# How to get rid of poa annua in under 10 minutes



## HoosierLawnGnome (Sep 28, 2017)

Step 1: wait for it to rain
Step 2: pull poa annua out with your left or right booger hook
Step 3: discard it

Repeat until no more poa annua

Boom. 1.5 acres of poa annua free KBG

------------

Obviously that was a loaded title! 🤣🤷‍♂️😜

Every year I get a little poa annua and this is how I get rid of it: * I pull whatever the pre emergent doesn't prevent.*

But what's the bigger program?

First, I put down pre emergent before poa annua emerges in the spring in fall.

I split the annual rate of my preferred pre emergent (prodiamine) in half, and apply half at or before the forsythia blooms in the spring, and the other half before the fall weed season. For me, that's late August.

That prevention is the most important part of poa annua eradication.

Then I pull what makes it through.

Now obviously I dont have a major infestation. I'm in maintenance mode.

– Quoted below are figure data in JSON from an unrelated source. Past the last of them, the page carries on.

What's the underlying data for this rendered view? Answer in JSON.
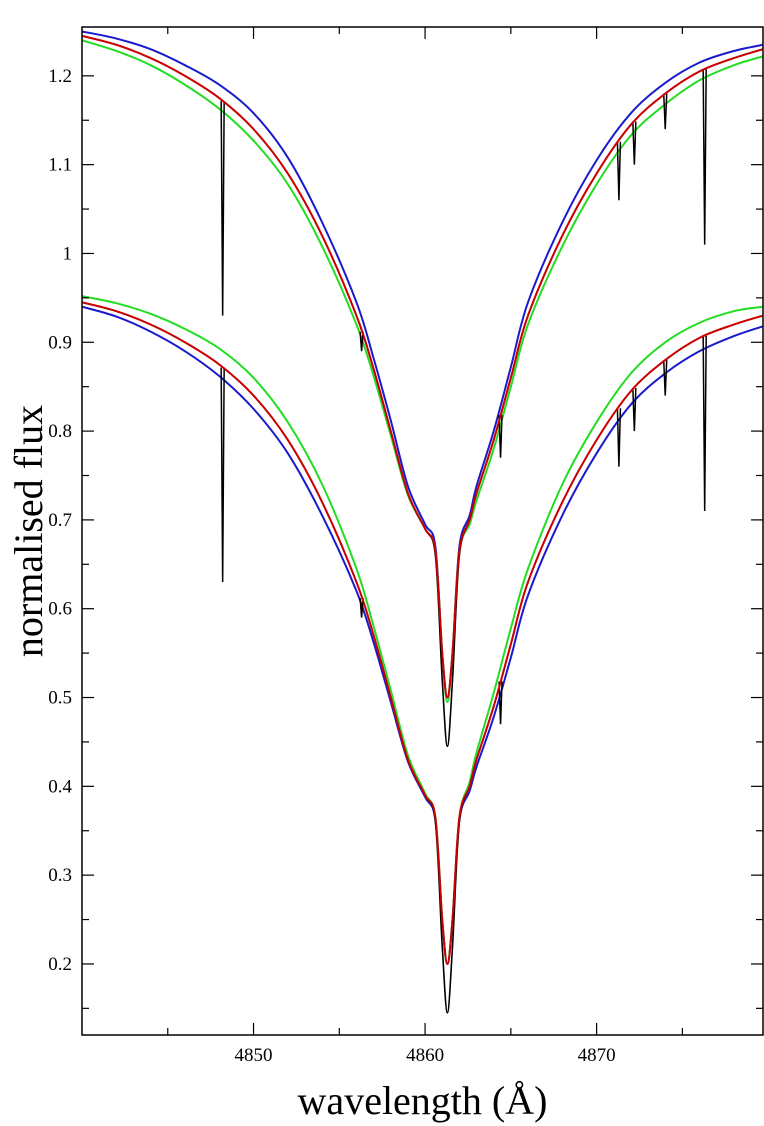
{
  "chart_data": {
    "type": "line",
    "title": "",
    "xlabel": "wavelength (Å)",
    "ylabel": "normalised flux",
    "xlim": [
      4840.0,
      4879.7
    ],
    "ylim": [
      0.12,
      1.255
    ],
    "x_ticks": [
      4850,
      4860,
      4870
    ],
    "x_tick_labels": [
      "4850",
      "4860",
      "4870"
    ],
    "y_ticks": [
      0.2,
      0.3,
      0.4,
      0.5,
      0.6,
      0.7,
      0.8,
      0.9,
      1,
      1.1,
      1.2
    ],
    "y_tick_labels": [
      "0.2",
      "0.3",
      "0.4",
      "0.5",
      "0.6",
      "0.7",
      "0.8",
      "0.9",
      "1",
      "1.1",
      "1.2"
    ],
    "grid": false,
    "legend": "none",
    "line_center": 4861.3,
    "colors": {
      "observed": "#000000",
      "fit_red": "#cc0000",
      "fit_green": "#22dd22",
      "fit_blue": "#1a1acc"
    },
    "series": [
      {
        "group": "upper",
        "color_key": "observed",
        "x": [
          4840,
          4842,
          4844,
          4846,
          4848,
          4850,
          4852,
          4854,
          4856,
          4857,
          4858,
          4859,
          4860,
          4860.6,
          4861.0,
          4861.3,
          4861.6,
          4862.0,
          4862.6,
          4863,
          4864,
          4865,
          4866,
          4868,
          4870,
          4872,
          4874,
          4876,
          4878,
          4879.7
        ],
        "y": [
          1.245,
          1.235,
          1.22,
          1.2,
          1.175,
          1.14,
          1.09,
          1.02,
          0.93,
          0.87,
          0.8,
          0.73,
          0.69,
          0.66,
          0.52,
          0.445,
          0.52,
          0.66,
          0.7,
          0.73,
          0.79,
          0.86,
          0.93,
          1.02,
          1.09,
          1.145,
          1.18,
          1.205,
          1.22,
          1.23
        ],
        "absorption_lines": [
          [
            4848.2,
            0.93
          ],
          [
            4856.3,
            0.89
          ],
          [
            4864.4,
            0.77
          ],
          [
            4871.3,
            1.06
          ],
          [
            4872.2,
            1.1
          ],
          [
            4874.0,
            1.14
          ],
          [
            4876.3,
            1.01
          ]
        ]
      },
      {
        "group": "upper",
        "color_key": "fit_red",
        "x": [
          4840,
          4842,
          4844,
          4846,
          4848,
          4850,
          4852,
          4854,
          4856,
          4857,
          4858,
          4859,
          4860,
          4860.6,
          4861.0,
          4861.3,
          4861.6,
          4862.0,
          4862.6,
          4863,
          4864,
          4865,
          4866,
          4868,
          4870,
          4872,
          4874,
          4876,
          4878,
          4879.7
        ],
        "y": [
          1.245,
          1.235,
          1.22,
          1.2,
          1.175,
          1.14,
          1.09,
          1.02,
          0.93,
          0.87,
          0.8,
          0.73,
          0.69,
          0.665,
          0.55,
          0.5,
          0.55,
          0.665,
          0.7,
          0.73,
          0.79,
          0.86,
          0.93,
          1.02,
          1.09,
          1.145,
          1.18,
          1.205,
          1.22,
          1.23
        ]
      },
      {
        "group": "upper",
        "color_key": "fit_green",
        "x": [
          4840,
          4842,
          4844,
          4846,
          4848,
          4850,
          4852,
          4854,
          4856,
          4857,
          4858,
          4859,
          4860,
          4860.6,
          4861.0,
          4861.3,
          4861.6,
          4862.0,
          4862.6,
          4863,
          4864,
          4865,
          4866,
          4868,
          4870,
          4872,
          4874,
          4876,
          4878,
          4879.7
        ],
        "y": [
          1.24,
          1.228,
          1.212,
          1.19,
          1.163,
          1.127,
          1.078,
          1.008,
          0.92,
          0.862,
          0.795,
          0.728,
          0.69,
          0.665,
          0.55,
          0.495,
          0.55,
          0.665,
          0.695,
          0.722,
          0.78,
          0.85,
          0.92,
          1.008,
          1.078,
          1.133,
          1.168,
          1.195,
          1.212,
          1.222
        ]
      },
      {
        "group": "upper",
        "color_key": "fit_blue",
        "x": [
          4840,
          4842,
          4844,
          4846,
          4848,
          4850,
          4852,
          4854,
          4856,
          4857,
          4858,
          4859,
          4860,
          4860.6,
          4861.0,
          4861.3,
          4861.6,
          4862.0,
          4862.6,
          4863,
          4864,
          4865,
          4866,
          4868,
          4870,
          4872,
          4874,
          4876,
          4878,
          4879.7
        ],
        "y": [
          1.25,
          1.242,
          1.23,
          1.212,
          1.19,
          1.158,
          1.108,
          1.035,
          0.945,
          0.882,
          0.812,
          0.738,
          0.695,
          0.67,
          0.55,
          0.5,
          0.55,
          0.67,
          0.705,
          0.738,
          0.8,
          0.872,
          0.945,
          1.035,
          1.105,
          1.158,
          1.192,
          1.215,
          1.228,
          1.235
        ]
      },
      {
        "group": "lower",
        "color_key": "observed",
        "x": [
          4840,
          4842,
          4844,
          4846,
          4848,
          4850,
          4852,
          4854,
          4856,
          4857,
          4858,
          4859,
          4860,
          4860.6,
          4861.0,
          4861.3,
          4861.6,
          4862.0,
          4862.6,
          4863,
          4864,
          4865,
          4866,
          4868,
          4870,
          4872,
          4874,
          4876,
          4878,
          4879.7
        ],
        "y": [
          0.945,
          0.935,
          0.92,
          0.9,
          0.875,
          0.84,
          0.79,
          0.72,
          0.63,
          0.57,
          0.5,
          0.43,
          0.39,
          0.36,
          0.22,
          0.145,
          0.22,
          0.36,
          0.4,
          0.43,
          0.49,
          0.56,
          0.63,
          0.72,
          0.79,
          0.845,
          0.88,
          0.905,
          0.92,
          0.93
        ],
        "absorption_lines": [
          [
            4848.2,
            0.63
          ],
          [
            4856.3,
            0.59
          ],
          [
            4864.4,
            0.47
          ],
          [
            4871.3,
            0.76
          ],
          [
            4872.2,
            0.8
          ],
          [
            4874.0,
            0.84
          ],
          [
            4876.3,
            0.71
          ]
        ]
      },
      {
        "group": "lower",
        "color_key": "fit_red",
        "x": [
          4840,
          4842,
          4844,
          4846,
          4848,
          4850,
          4852,
          4854,
          4856,
          4857,
          4858,
          4859,
          4860,
          4860.6,
          4861.0,
          4861.3,
          4861.6,
          4862.0,
          4862.6,
          4863,
          4864,
          4865,
          4866,
          4868,
          4870,
          4872,
          4874,
          4876,
          4878,
          4879.7
        ],
        "y": [
          0.945,
          0.935,
          0.92,
          0.9,
          0.875,
          0.84,
          0.79,
          0.72,
          0.63,
          0.57,
          0.5,
          0.43,
          0.39,
          0.365,
          0.25,
          0.2,
          0.25,
          0.365,
          0.4,
          0.43,
          0.49,
          0.56,
          0.63,
          0.72,
          0.79,
          0.845,
          0.88,
          0.905,
          0.92,
          0.93
        ]
      },
      {
        "group": "lower",
        "color_key": "fit_green",
        "x": [
          4840,
          4842,
          4844,
          4846,
          4848,
          4850,
          4852,
          4854,
          4856,
          4857,
          4858,
          4859,
          4860,
          4860.6,
          4861.0,
          4861.3,
          4861.6,
          4862.0,
          4862.6,
          4863,
          4864,
          4865,
          4866,
          4868,
          4870,
          4872,
          4874,
          4876,
          4878,
          4879.7
        ],
        "y": [
          0.952,
          0.944,
          0.932,
          0.915,
          0.893,
          0.86,
          0.81,
          0.74,
          0.645,
          0.58,
          0.508,
          0.435,
          0.392,
          0.365,
          0.25,
          0.2,
          0.25,
          0.365,
          0.405,
          0.438,
          0.505,
          0.578,
          0.645,
          0.74,
          0.81,
          0.865,
          0.9,
          0.922,
          0.935,
          0.94
        ]
      },
      {
        "group": "lower",
        "color_key": "fit_blue",
        "x": [
          4840,
          4842,
          4844,
          4846,
          4848,
          4850,
          4852,
          4854,
          4856,
          4857,
          4858,
          4859,
          4860,
          4860.6,
          4861.0,
          4861.3,
          4861.6,
          4862.0,
          4862.6,
          4863,
          4864,
          4865,
          4866,
          4868,
          4870,
          4872,
          4874,
          4876,
          4878,
          4879.7
        ],
        "y": [
          0.94,
          0.929,
          0.912,
          0.89,
          0.862,
          0.825,
          0.775,
          0.705,
          0.62,
          0.562,
          0.495,
          0.428,
          0.388,
          0.362,
          0.25,
          0.2,
          0.25,
          0.362,
          0.395,
          0.422,
          0.478,
          0.545,
          0.615,
          0.705,
          0.775,
          0.83,
          0.865,
          0.89,
          0.907,
          0.918
        ]
      }
    ]
  }
}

But even if you have a lot in a small area,, physically removing it will look better sooner than spraying it with Tenacity.

It takes seasons, not a magic potion in a backpack sprayer after you see it. Too late then, my friend.

The second part is getting rid of it before it makes more. Wait for a gentle rain. Walk around the yard and pull it out.

Other than that, I pull it after it rains a bit. The roots of the plant are shallow and dense. I like to "grab it by the scruff of the neck", like how you may pick up a cat or rabbit at the back of the neck.

Imagine a plant under these dirty fingers:


Then pull it parallel to the ground and it will rip right out with the rootball attached. Go try it. You'll get the hang of it.

Before: 
*when its mixed in it's hard to get all out. I just pull until the seedheads are gone without leaving a bare spot.


After:


See? Pretty much gone. No, I'm not going to bother scraping up all the dead stalks and litter.

Here are some larger plants you can grab "by the scruff of the neck":


All gone! Well, for now. It will be back next spring but I'll have 10 plants instead of 15, unless the creek overflows more times and brings in all the junk from upstream.

Voila. No poa annua. For now. 10 minutes tops, with pictures.


What's the lesson? Sweat equity and properly timed pre emergent are the best poa annua eradication regimens for most homeowner scenarios.

Unless you have a huge area with a major infestation, just keep at it with pre emergent and sweat equity for several seasons.


----------



## g-man (Jun 15, 2017)

:thumbup:

One key step for the mixed in, bleach them with tenacity to spot them.



And the tip of a hori hori speeds up removal.


----------



## Bug pumper (Jul 2, 2018)

I'm not sure I understand. If you'd come over I have enough you could do a demo for me.


----------



## social port (Jun 19, 2017)

Love the video. 
On a scale from 1 to 10, how would you rate the importance of throwing it?


----------



## HoosierLawnGnome (Sep 28, 2017)

@g-man It sure does! Mine is highlighted in my pics too

@Bug pumper I actually kinda like it. It's like the guilty pleasure of popping a zit or something

@social port I was cut from the baseball team in 9th grade. Now you know why.


----------



## SNOWBOB11 (Aug 31, 2017)

I don't know why but for some reason I didn't picture your voice to sound like that. Yes I pictured how your voice sounded from your username. :dunno: :smile:


----------



## jht3 (Jul 27, 2018)

I did the same thing this year. Prodiamine last fall and hand pulling this spring when the ground is super soaked. It does come up easily. Good thing I had extra quarantine time to patrol my .25 acre, can't imagine 1.5!!

I also got over excited with round up on the heavily infested parts.

Now I'm trying to grow tttf in the bald spots but not going well with so much rain and cold weather.


----------